Herrmann: Das ist sicherlich ein Riesenproblem. Die Messen werden sich verändern. Die „New Mobility World“ in Frankfurt ist sicherlich ein Versuch, das Thema anders aufzusetzen. Wir haben inzwischen unsere „Go further“ Events, die mit Blick auf das Messaging-Potenzial um ein vielfaches besser funktionieren, als große Messen. Jeder Hersteller muss sehen, wie er sich hier aufstellt. Ich würde schon sagen, für Messen bricht eine kritische Zeit an, wenn man es nicht schafft, die Themen in Richtung „Mobilität“ zu wandeln, und die Googles und Apples dieser Welt mit ihren Serviceleistungen zu integrieren. Auch der „Mobile World Congress“ in Barcelona ist ein Zeichen dafür, dass eine neue Zeit anbricht. Und darauf muss man sich einstellen. Die Teilnahme von Ford an den großen Messen ist ein bei uns intensiv diskutiertes Thema. So haben wir den Automobil Salon in Paris im letzten Jahr nicht mitgemacht, und dadurch ist uns kein erkennbarer Schaden entstanden.

 

Zur Person:

Gunnar Herrmann (56 Jahre) hat zum 1. Januar 2017 Bernhard Mattes als Vorsitzenden der Geschäftsführung beerbt.

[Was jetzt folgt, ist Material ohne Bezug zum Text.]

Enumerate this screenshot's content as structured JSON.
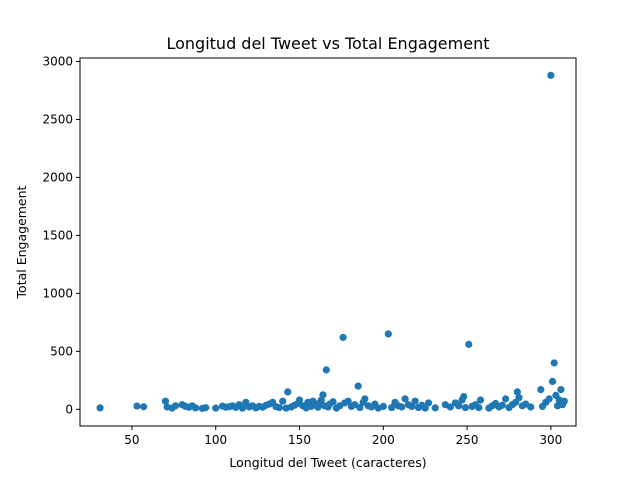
{
  "chart_data": {
    "type": "scatter",
    "title": "Longitud del Tweet vs Total Engagement",
    "xlabel": "Longitud del Tweet (caracteres)",
    "ylabel": "Total Engagement",
    "xlim": [
      19,
      315
    ],
    "ylim": [
      -144,
      3030
    ],
    "x_ticks": [
      50,
      100,
      150,
      200,
      250,
      300
    ],
    "y_ticks": [
      0,
      500,
      1000,
      1500,
      2000,
      2500,
      3000
    ],
    "marker_color": "#1f77b4",
    "grid": false,
    "legend": "none",
    "points": [
      [
        31,
        12
      ],
      [
        53,
        28
      ],
      [
        57,
        22
      ],
      [
        70,
        70
      ],
      [
        71,
        20
      ],
      [
        74,
        10
      ],
      [
        76,
        30
      ],
      [
        80,
        40
      ],
      [
        82,
        25
      ],
      [
        84,
        18
      ],
      [
        86,
        30
      ],
      [
        88,
        12
      ],
      [
        92,
        8
      ],
      [
        94,
        14
      ],
      [
        100,
        10
      ],
      [
        104,
        28
      ],
      [
        106,
        18
      ],
      [
        108,
        22
      ],
      [
        110,
        30
      ],
      [
        112,
        16
      ],
      [
        114,
        40
      ],
      [
        116,
        10
      ],
      [
        118,
        60
      ],
      [
        120,
        20
      ],
      [
        122,
        30
      ],
      [
        124,
        12
      ],
      [
        126,
        25
      ],
      [
        128,
        18
      ],
      [
        130,
        35
      ],
      [
        132,
        45
      ],
      [
        134,
        60
      ],
      [
        136,
        22
      ],
      [
        138,
        15
      ],
      [
        140,
        70
      ],
      [
        142,
        10
      ],
      [
        143,
        150
      ],
      [
        145,
        20
      ],
      [
        147,
        35
      ],
      [
        149,
        50
      ],
      [
        150,
        80
      ],
      [
        152,
        30
      ],
      [
        154,
        12
      ],
      [
        155,
        60
      ],
      [
        157,
        25
      ],
      [
        158,
        70
      ],
      [
        160,
        40
      ],
      [
        161,
        18
      ],
      [
        162,
        55
      ],
      [
        163,
        80
      ],
      [
        164,
        125
      ],
      [
        165,
        30
      ],
      [
        166,
        340
      ],
      [
        167,
        20
      ],
      [
        168,
        45
      ],
      [
        170,
        65
      ],
      [
        172,
        10
      ],
      [
        174,
        30
      ],
      [
        176,
        620
      ],
      [
        177,
        55
      ],
      [
        179,
        70
      ],
      [
        181,
        25
      ],
      [
        183,
        40
      ],
      [
        185,
        200
      ],
      [
        186,
        15
      ],
      [
        188,
        60
      ],
      [
        189,
        90
      ],
      [
        191,
        30
      ],
      [
        193,
        20
      ],
      [
        195,
        45
      ],
      [
        197,
        10
      ],
      [
        200,
        25
      ],
      [
        203,
        650
      ],
      [
        205,
        15
      ],
      [
        207,
        60
      ],
      [
        209,
        30
      ],
      [
        211,
        20
      ],
      [
        213,
        90
      ],
      [
        215,
        40
      ],
      [
        217,
        25
      ],
      [
        219,
        70
      ],
      [
        221,
        15
      ],
      [
        223,
        35
      ],
      [
        225,
        10
      ],
      [
        227,
        55
      ],
      [
        231,
        12
      ],
      [
        237,
        40
      ],
      [
        240,
        20
      ],
      [
        243,
        55
      ],
      [
        245,
        30
      ],
      [
        247,
        80
      ],
      [
        248,
        110
      ],
      [
        249,
        15
      ],
      [
        251,
        560
      ],
      [
        253,
        25
      ],
      [
        255,
        40
      ],
      [
        257,
        15
      ],
      [
        258,
        80
      ],
      [
        263,
        10
      ],
      [
        265,
        30
      ],
      [
        267,
        50
      ],
      [
        269,
        20
      ],
      [
        271,
        35
      ],
      [
        273,
        90
      ],
      [
        275,
        15
      ],
      [
        277,
        40
      ],
      [
        279,
        60
      ],
      [
        280,
        150
      ],
      [
        281,
        100
      ],
      [
        283,
        30
      ],
      [
        285,
        45
      ],
      [
        288,
        20
      ],
      [
        294,
        170
      ],
      [
        295,
        25
      ],
      [
        297,
        60
      ],
      [
        299,
        90
      ],
      [
        300,
        2880
      ],
      [
        301,
        240
      ],
      [
        302,
        400
      ],
      [
        303,
        120
      ],
      [
        304,
        30
      ],
      [
        305,
        80
      ],
      [
        306,
        170
      ],
      [
        307,
        40
      ],
      [
        308,
        70
      ]
    ]
  }
}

Herrmann war bislang bei Ford Europa als «Vice President» für die Qualitätssicherung verantwortlich. Seine Karriere begann er 1979 als Auszubildender bei Ford, danach studierte er Fahrzeugbau in Hamburg und erwarb an der Loughborough University in England einen Master-Abschluss in Advanced Automotive Engineering. Danach begann Hermann im John Andrews-Entwicklungszentrum in Köln-Merkenich in der Karosserie-Konstruktion. Nach einer Verpflichtung in den USA leitete er seit 1994 verschiedene Fahrzeugprojekte. Ab 2002 war er als Entwicklungsdirektor für das weltweite Modellangebot von Ford im wichtigen C-Segment verantwortlich.